What is JSON Formatting?
JSON (JavaScript Object Notation) formatting is the process of taking raw or minified JSON data and restructuring it with proper indentation and line breaks so that it becomes readable. When APIs return JSON responses, the data is often compressed into a single line to save bandwidth. Formatting — sometimes called "pretty printing" — transforms that wall of text into a clean, hierarchical structure that developers can actually read and debug.
A good JSON formatter also adds syntax highlighting, making it easy to distinguish between keys, strings, numbers, booleans, and null values at a glance. This is especially helpful when you are working with deeply nested objects or large datasets.
Why Validate JSON?
JSON validation checks whether a piece of text follows the official JSON specification (defined in RFC 8259). Even a small mistake — a trailing comma, a missing quote, or a misplaced bracket — will cause a JSON parser to reject the entire document.

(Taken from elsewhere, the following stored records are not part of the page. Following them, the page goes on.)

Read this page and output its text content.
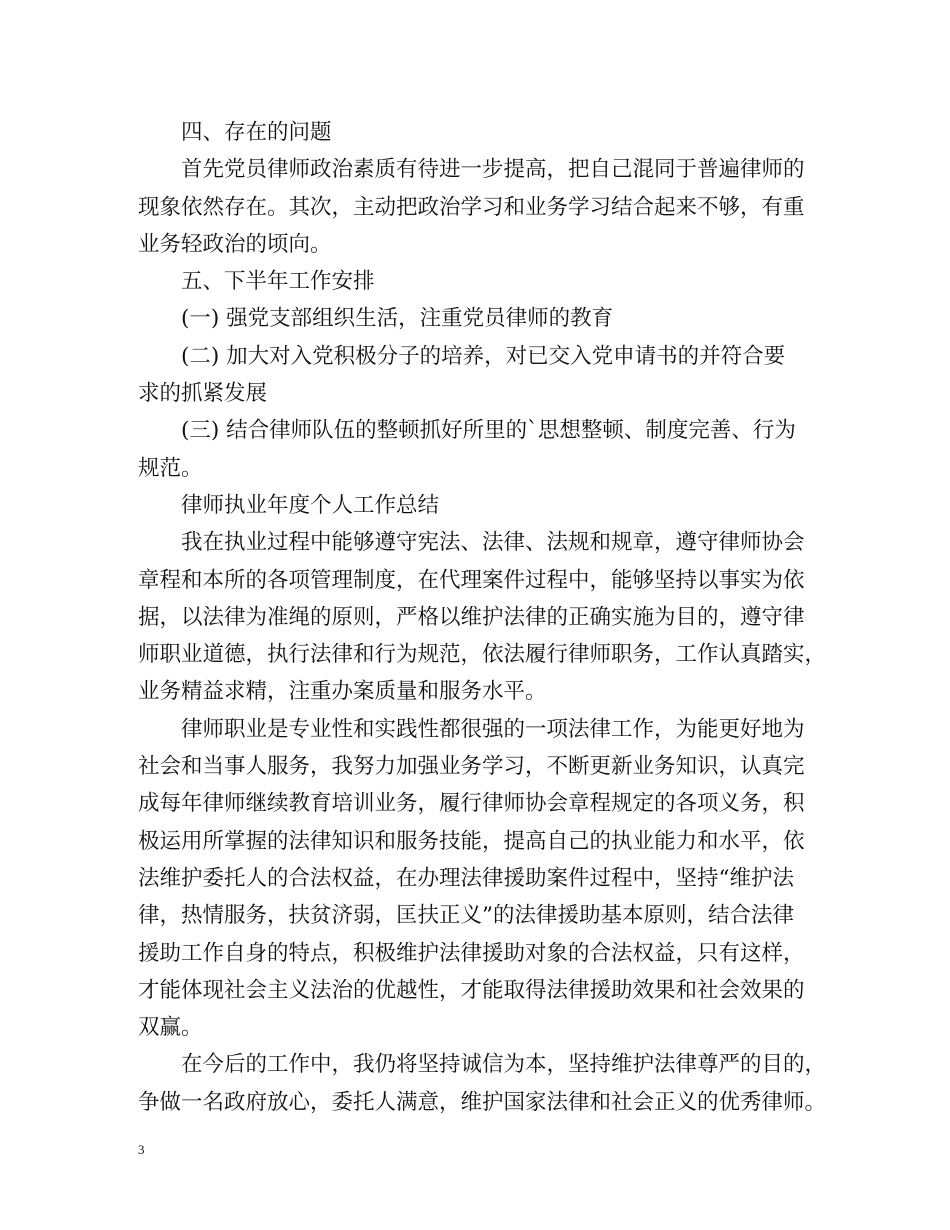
四、存在的问题
首先党员律师政治素质有待进一步提高，把自己混同于普遍律师的
现象依然存在。其次，主动把政治学习和业务学习结合起来不够，有重
业务轻政治的顷向。
五、下半年工作安排
(一) 强党支部组织生活，注重党员律师的教育
(二) 加大对入党积极分子的培养，对已交入党申请书的并符合要
求的抓紧发展
(三) 结合律师队伍的整顿抓好所里的`思想整顿、制度完善、行为
规范。
律师执业年度个人工作总结
我在执业过程中能够遵守宪法、法律、法规和规章，遵守律师协会
章程和本所的各项管理制度，在代理案件过程中，能够坚持以事实为依
据，以法律为准绳的原则，严格以维护法律的正确实施为目的，遵守律
师职业道德，执行法律和行为规范，依法履行律师职务，工作认真踏实，
业务精益求精，注重办案质量和服务水平。
律师职业是专业性和实践性都很强的一项法律工作，为能更好地为
社会和当事人服务，我努力加强业务学习，不断更新业务知识，认真完
成每年律师继续教育培训业务，履行律师协会章程规定的各项义务，积
极运用所掌握的法律知识和服务技能，提高自己的执业能力和水平，依
法维护委托人的合法权益，在办理法律援助案件过程中，坚持“维护法
律，热情服务，扶贫济弱，匡扶正义”的法律援助基本原则，结合法律
援助工作自身的特点，积极维护法律援助对象的合法权益，只有这样，
才能体现社会主义法治的优越性，才能取得法律援助效果和社会效果的
双赢。
在今后的工作中，我仍将坚持诚信为本，坚持维护法律尊严的目的，
争做一名政府放心，委托人满意，维护国家法律和社会正义的优秀律师。
3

Validating JSON before sending it to an API, storing it in a database, or using it in configuration files saves hours of debugging. Our tool pinpoints exactly where the error is so you can fix it immediately instead of hunting through thousands of lines.
Common JSON Errors
- Trailing commas — JSON does not allow a comma after the last item in an array or object.
- Single quotes — Only double quotes are valid in JSON. Single quotes will cause a parse error.
- Unquoted keys — Unlike JavaScript objects, JSON requires all keys to be wrapped in double quotes.
- Missing or extra brackets — Every opening brace or bracket needs a matching closing one.
- Comments — JSON does not support comments. Use JSONC or JSON5 if you need them.